6.4.2. Testing for TRUE or FALSE¶
Use isTrue()
and isFalse()
to check that an object is identical to TRUE
or FALSE
respectively:
assertThat(actual, isTrue())
assertTrue(actual) # same, but shorter
assertThat(actual, identicalTo(TRUE)) # same, but longer
6.4.3. Testing for class inheritance¶
Use instanceOf()
to check if an object inherits from a class:
assertThat(actual, instanceOf(expected))
An object is assumed to inherit from a class if inherits(actual, expected)
is
TRUE
.
Tip
Renjin’s hamcrest package also exists as a GNU R package with the same name available at https://github.com/bedatadriven/hamcrest. If you are writing a package for both Renjin and GNU R, you can use the hamcrest package to check the compatibility of your code by running the test files in both Renjin and GNU R.
6.4.4. Understanding test results¶
When you run mvn test
within the directory that holds the POM file (i.e.
the root directory of your package), Maven will execute both the Java and R
unit tests and output various bits of information including the test results.

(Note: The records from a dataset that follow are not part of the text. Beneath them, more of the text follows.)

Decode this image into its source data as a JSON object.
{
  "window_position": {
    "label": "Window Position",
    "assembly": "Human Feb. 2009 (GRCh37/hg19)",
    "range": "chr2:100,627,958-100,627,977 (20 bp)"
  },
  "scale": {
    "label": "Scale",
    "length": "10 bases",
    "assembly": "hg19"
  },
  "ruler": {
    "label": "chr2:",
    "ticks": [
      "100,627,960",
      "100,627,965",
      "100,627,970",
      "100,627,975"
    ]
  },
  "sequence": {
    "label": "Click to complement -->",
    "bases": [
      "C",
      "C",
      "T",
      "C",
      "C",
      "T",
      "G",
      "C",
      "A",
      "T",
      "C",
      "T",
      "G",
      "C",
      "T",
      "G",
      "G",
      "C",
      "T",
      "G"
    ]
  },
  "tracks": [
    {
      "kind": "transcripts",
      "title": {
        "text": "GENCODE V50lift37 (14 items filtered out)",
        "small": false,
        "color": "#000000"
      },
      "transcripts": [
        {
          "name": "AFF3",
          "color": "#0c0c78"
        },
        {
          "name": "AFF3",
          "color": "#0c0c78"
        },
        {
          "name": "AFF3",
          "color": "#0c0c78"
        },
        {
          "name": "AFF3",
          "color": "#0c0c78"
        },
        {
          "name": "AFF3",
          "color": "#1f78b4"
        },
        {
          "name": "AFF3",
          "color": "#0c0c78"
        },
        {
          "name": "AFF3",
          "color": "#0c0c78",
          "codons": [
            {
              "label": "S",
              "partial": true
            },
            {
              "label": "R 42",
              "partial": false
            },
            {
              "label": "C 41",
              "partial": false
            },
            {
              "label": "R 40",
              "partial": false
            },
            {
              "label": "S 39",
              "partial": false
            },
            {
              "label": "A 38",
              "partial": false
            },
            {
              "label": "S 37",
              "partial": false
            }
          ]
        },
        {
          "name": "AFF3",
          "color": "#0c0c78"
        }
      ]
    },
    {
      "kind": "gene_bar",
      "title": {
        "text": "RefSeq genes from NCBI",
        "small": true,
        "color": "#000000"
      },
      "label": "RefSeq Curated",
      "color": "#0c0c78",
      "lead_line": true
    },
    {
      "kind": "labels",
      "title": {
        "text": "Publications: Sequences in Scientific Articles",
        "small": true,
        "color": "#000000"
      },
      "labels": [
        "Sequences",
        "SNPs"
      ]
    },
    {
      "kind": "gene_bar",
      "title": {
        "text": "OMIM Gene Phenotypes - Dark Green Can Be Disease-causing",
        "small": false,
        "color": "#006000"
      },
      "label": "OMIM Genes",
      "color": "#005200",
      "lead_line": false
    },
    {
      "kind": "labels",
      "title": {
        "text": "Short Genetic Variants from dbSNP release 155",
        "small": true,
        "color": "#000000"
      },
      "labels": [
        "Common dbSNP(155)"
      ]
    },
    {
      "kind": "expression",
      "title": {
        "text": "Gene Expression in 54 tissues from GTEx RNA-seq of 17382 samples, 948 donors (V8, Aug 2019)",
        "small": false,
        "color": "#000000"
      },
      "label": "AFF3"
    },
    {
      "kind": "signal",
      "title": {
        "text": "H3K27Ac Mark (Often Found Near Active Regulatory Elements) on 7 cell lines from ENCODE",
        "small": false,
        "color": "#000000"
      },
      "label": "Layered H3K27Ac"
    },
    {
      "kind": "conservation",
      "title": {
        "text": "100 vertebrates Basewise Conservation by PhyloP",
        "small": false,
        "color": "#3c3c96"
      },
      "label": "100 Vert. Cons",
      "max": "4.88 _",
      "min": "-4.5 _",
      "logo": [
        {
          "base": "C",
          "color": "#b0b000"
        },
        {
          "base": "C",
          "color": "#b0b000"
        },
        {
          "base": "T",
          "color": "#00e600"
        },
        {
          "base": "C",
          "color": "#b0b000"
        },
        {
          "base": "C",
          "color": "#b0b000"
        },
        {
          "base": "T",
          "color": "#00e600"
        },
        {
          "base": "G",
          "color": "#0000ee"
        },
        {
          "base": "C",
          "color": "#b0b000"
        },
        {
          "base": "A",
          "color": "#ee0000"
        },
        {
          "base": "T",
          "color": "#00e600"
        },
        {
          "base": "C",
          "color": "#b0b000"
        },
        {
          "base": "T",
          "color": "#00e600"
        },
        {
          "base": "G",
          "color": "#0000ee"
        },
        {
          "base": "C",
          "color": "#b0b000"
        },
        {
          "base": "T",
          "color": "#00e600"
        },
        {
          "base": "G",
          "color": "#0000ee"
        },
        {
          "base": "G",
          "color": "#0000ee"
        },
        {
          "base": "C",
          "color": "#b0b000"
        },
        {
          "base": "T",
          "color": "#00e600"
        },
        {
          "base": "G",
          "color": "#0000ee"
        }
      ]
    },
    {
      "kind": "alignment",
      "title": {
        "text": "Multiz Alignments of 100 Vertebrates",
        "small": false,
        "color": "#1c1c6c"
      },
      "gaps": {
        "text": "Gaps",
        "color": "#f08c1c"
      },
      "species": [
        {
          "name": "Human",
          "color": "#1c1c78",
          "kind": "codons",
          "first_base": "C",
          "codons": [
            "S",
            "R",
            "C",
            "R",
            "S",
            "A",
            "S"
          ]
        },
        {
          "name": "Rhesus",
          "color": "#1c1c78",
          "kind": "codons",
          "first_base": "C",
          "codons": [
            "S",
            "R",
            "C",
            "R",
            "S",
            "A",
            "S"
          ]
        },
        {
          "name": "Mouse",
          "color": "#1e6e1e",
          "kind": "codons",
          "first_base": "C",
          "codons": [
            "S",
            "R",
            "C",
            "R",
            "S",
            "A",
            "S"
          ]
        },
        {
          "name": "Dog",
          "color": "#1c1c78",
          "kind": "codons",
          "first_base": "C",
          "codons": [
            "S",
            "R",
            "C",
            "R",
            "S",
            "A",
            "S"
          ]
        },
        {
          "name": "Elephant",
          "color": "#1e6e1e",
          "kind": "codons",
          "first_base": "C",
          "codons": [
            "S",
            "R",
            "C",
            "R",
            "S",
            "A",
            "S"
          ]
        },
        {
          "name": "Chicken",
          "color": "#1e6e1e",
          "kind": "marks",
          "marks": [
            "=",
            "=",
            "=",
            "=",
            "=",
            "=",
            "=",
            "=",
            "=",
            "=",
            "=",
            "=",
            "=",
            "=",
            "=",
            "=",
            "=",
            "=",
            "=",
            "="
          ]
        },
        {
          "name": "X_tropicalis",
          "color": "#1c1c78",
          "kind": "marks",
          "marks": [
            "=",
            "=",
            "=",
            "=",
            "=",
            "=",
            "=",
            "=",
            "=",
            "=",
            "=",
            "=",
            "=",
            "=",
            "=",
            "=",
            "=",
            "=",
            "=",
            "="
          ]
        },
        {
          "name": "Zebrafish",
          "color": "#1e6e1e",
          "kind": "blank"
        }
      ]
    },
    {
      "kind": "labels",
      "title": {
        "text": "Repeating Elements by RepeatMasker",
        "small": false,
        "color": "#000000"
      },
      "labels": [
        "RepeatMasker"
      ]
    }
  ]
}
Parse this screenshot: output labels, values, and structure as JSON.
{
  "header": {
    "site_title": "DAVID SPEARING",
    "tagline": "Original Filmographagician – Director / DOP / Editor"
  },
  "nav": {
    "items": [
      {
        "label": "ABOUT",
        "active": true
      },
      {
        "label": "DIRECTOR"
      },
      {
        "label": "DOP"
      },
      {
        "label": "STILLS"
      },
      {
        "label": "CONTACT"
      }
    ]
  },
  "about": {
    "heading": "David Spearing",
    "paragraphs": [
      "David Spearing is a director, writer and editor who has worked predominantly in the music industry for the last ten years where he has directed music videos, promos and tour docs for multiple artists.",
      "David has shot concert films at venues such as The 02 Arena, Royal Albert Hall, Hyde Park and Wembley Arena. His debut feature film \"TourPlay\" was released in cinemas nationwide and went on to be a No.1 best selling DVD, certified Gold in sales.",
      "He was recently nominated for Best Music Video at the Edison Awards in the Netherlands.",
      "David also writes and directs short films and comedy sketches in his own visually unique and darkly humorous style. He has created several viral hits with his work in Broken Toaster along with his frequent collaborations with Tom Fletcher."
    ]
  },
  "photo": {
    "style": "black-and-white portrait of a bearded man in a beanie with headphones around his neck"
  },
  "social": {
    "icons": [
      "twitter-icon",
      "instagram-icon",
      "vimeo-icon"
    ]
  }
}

The results for the Java tests are summarized in a section marked with:
-------------------------------------------------------
T E S T S
-------------------------------------------------------
and which will summarize the test results like:
Results :
Tests run: 5, Failures: 1, Errors: 0, Skipped: 0
The results of the R tests are summarized in a section marked with:
-------------------------------------------------------
R E N J I N T E S T S
-------------------------------------------------------
The R tests are summarized per R source file which will look similar to the following example:
Running tests in /home/foobar/mypkg/src/test/R
Running function_test.R
No default packages specified
Tests run: 3, Failures: 0, Errors: 0, Skipped: 0, Time elapsed: 0.898
Note that the number of tests run is equal to the number of test.*
functions in the R source file + 1 as running the test file is also counted as
a test.
7. Example extension projects¶
Below is a short list of fully functioning Renjin packages:
renjin-maven-package-example A simple example showing a renjin extension (package) with java integration.
renjinSamplesAndTests Various simple examples of Renjin extensions.
xmlr A XML DOM package developed with Reference Classes using the GNU R directory layout.